<em>Salmonella</em> Gallinarum in Small-Scale Commercial Layer Flocks: Occurrence, Molecular Diversity and Antibiogram

Vet Sci. 2021 Apr 23;8(5):71. doi: 10.3390/vetsci8050071.


Salmonella Gallinarum is one of the most important bacterial pathogens associated with diminished egg production in poultry. The aim of this study was to understand the occurrence, molecular traits and antimicrobial resistance patterns of Salmonella Gallinarum strains isolated from small-scale commercial layer flocks with low level biosecurity standards in Bangladesh. A total of 765 samples, including cloacal swabs (535), visceral organs (50), and droppings (180), were collected from chickens of 12 layer flocks in 11 districts. Salmonella Gallinarum was isolated and characterized through culture-based method, followed by biochemical tests, sero-grouping, PCR assays, sequencing, and antibiogram. The identity of biochemically detected isolates of Salmonella Gallinarum was confirmed via genus-specific 16S rRNA gene based PCR, followed by invA and spvC genes based PCR assays. Occurrence of Salmonella Gallinarum was detected in overall 25.75% (197/765) samples, with a significantly (p < 0.05) higher incidence in visceral organs (42%) in comparison to cloacal swab (24%) and droppings (26%).

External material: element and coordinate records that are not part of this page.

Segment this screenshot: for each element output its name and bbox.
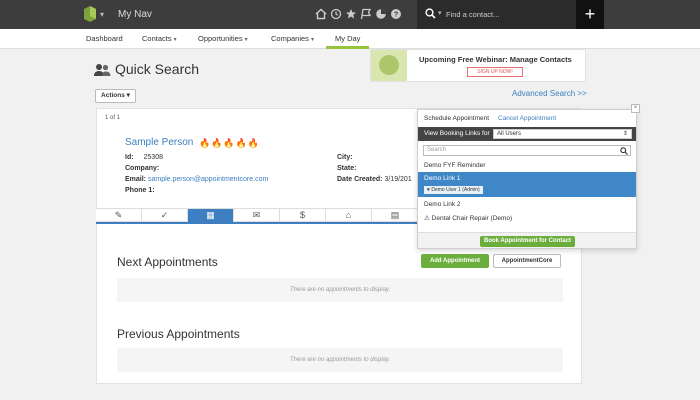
user-select[interactable]: All Users ⇕ (493, 129, 632, 139)
tab-schedule-appointment[interactable]: Schedule Appointment (424, 115, 489, 122)
pie-chart-icon[interactable] (375, 8, 387, 20)
search-chevron-down-icon[interactable]: ▾ (438, 9, 442, 17)
webinar-banner[interactable]: Upcoming Free Webinar: Manage Contacts S… (370, 49, 586, 82)
logo-chevron-down-icon[interactable]: ▾ (100, 10, 104, 19)
active-tab-indicator (326, 46, 369, 49)
email-link[interactable]: sample.person@appointmentcore.com (148, 176, 268, 183)
date-created-field: Date Created: 3/19/201 (337, 176, 412, 183)
webinar-image (371, 50, 407, 81)
svg-text:?: ? (394, 10, 399, 19)
popup-footer: Book Appointment for Contact (418, 232, 636, 248)
advanced-search-link[interactable]: Advanced Search >> (512, 89, 587, 98)
help-icon[interactable]: ? (390, 8, 402, 20)
nav-name[interactable]: My Nav (118, 9, 152, 20)
booking-link-item[interactable]: Demo Link 2 (418, 199, 636, 211)
appointmentcore-button[interactable]: AppointmentCore (493, 254, 561, 268)
tab-underline (96, 222, 421, 224)
result-count: 1 of 1 (105, 115, 121, 121)
document-icon[interactable]: ▤ (372, 209, 418, 222)
chevron-down-icon: ▾ (173, 37, 177, 43)
app-logo-icon[interactable] (84, 6, 96, 22)
city-field: City: (337, 154, 353, 161)
booking-link-search-input[interactable]: Search (423, 145, 631, 156)
actions-dropdown[interactable]: Actions ▾ (95, 89, 136, 103)
dollar-icon[interactable]: $ (280, 209, 326, 222)
phone-field: Phone 1: (125, 187, 155, 194)
calendar-icon[interactable]: ▦ (188, 209, 234, 222)
nav-my-day[interactable]: My Day (335, 34, 360, 43)
next-appointments-empty: There are no appointments to display. (117, 278, 563, 302)
select-arrow-icon: ⇕ (622, 131, 628, 137)
webinar-text: Upcoming Free Webinar: Manage Contacts (419, 55, 572, 64)
booking-link-item-selected[interactable]: Demo Link 1 ♥ Demo User 1 (Admin) (418, 172, 636, 197)
flag-icon[interactable] (360, 8, 372, 20)
close-icon[interactable]: × (631, 104, 640, 113)
company-field: Company: (125, 165, 160, 172)
contact-search[interactable]: ▾ Find a contact... (417, 0, 576, 29)
users-icon (94, 64, 111, 76)
email-field: Email: sample.person@appointmentcore.com (125, 176, 269, 183)
history-icon[interactable] (330, 8, 342, 20)
home-icon[interactable] (315, 8, 327, 20)
search-input[interactable]: Find a contact... (446, 10, 499, 19)
warning-icon: ⚠ (424, 215, 430, 222)
check-icon[interactable]: ✓ (142, 209, 188, 222)
view-booking-links-label: View Booking Links for (424, 130, 490, 137)
state-field: State: (337, 165, 357, 172)
tag-icon[interactable]: ⌂ (326, 209, 372, 222)
user-badge: ♥ Demo User 1 (Admin) (424, 186, 483, 194)
contact-tabs: ✎ ✓ ▦ ✉ $ ⌂ ▤ (96, 208, 421, 222)
chevron-down-icon: ▾ (310, 37, 314, 43)
page-title: Quick Search (115, 61, 200, 77)
tab-cancel-appointment[interactable]: Cancel Appointment (498, 115, 556, 122)
booking-links-filter: View Booking Links for All Users ⇕ (418, 127, 636, 141)
nav-opportunities[interactable]: Opportunities ▾ (198, 34, 248, 43)
sign-up-button[interactable]: SIGN UP NOW! (467, 67, 523, 77)
previous-appointments-empty: There are no appointments to display. (117, 348, 563, 372)
previous-appointments-title: Previous Appointments (117, 327, 240, 341)
edit-icon[interactable]: ✎ (96, 209, 142, 222)
mail-icon[interactable]: ✉ (234, 209, 280, 222)
booking-link-item[interactable]: Demo FYF Reminder (418, 160, 636, 172)
booking-link-item[interactable]: ⚠ Dental Chair Repair (Demo) (418, 213, 636, 225)
rating-icon[interactable]: 🔥🔥🔥🔥🔥 (199, 138, 260, 149)
star-icon[interactable] (345, 8, 357, 20)
top-bar: ▾ My Nav ? ▾ Find a contact... + (0, 0, 700, 29)
book-appointment-button[interactable]: Book Appointment for Contact (480, 236, 575, 247)
add-new-button[interactable]: + (576, 0, 604, 29)
search-icon (620, 147, 628, 155)
nav-contacts[interactable]: Contacts ▾ (142, 34, 177, 43)
nav-companies[interactable]: Companies ▾ (271, 34, 314, 43)
id-field: Id: 25308 (125, 154, 163, 161)
search-icon (425, 8, 436, 19)
contact-name-link[interactable]: Sample Person (125, 137, 193, 148)
next-appointments-title: Next Appointments (117, 255, 218, 269)
booking-links-popup: Schedule Appointment Cancel Appointment … (417, 109, 637, 249)
chevron-down-icon: ▾ (244, 37, 248, 43)
add-appointment-button[interactable]: Add Appointment (421, 254, 489, 268)
nav-dashboard[interactable]: Dashboard (86, 34, 123, 43)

Sequencing and subsequent phylogenetic analysis of invA and spvC genes in representative strains of Salmonella Gallinarum revealed a close genetic lineage, with a sequence similarity of 98.05-99.21% and 97.51-99.45%, respectively, to previously published sequences of the corresponding genes from the same serogroup strains. Remarkably, 66.5% (131/197) of the isolated strains of Salmonella Gallinarum were found to be resistant to 3 to 6 antimicrobial agents, and interpreted as multidrug resistant (MDR). The findings of this study underscore an inherent need of appropriate control measures to curb the widespread incidence of MDR Salmonella Gallinarum in small-scale commercial layer flocks, thereby, facilitating enhanced egg production and further support to the food security and safety in low resource settings.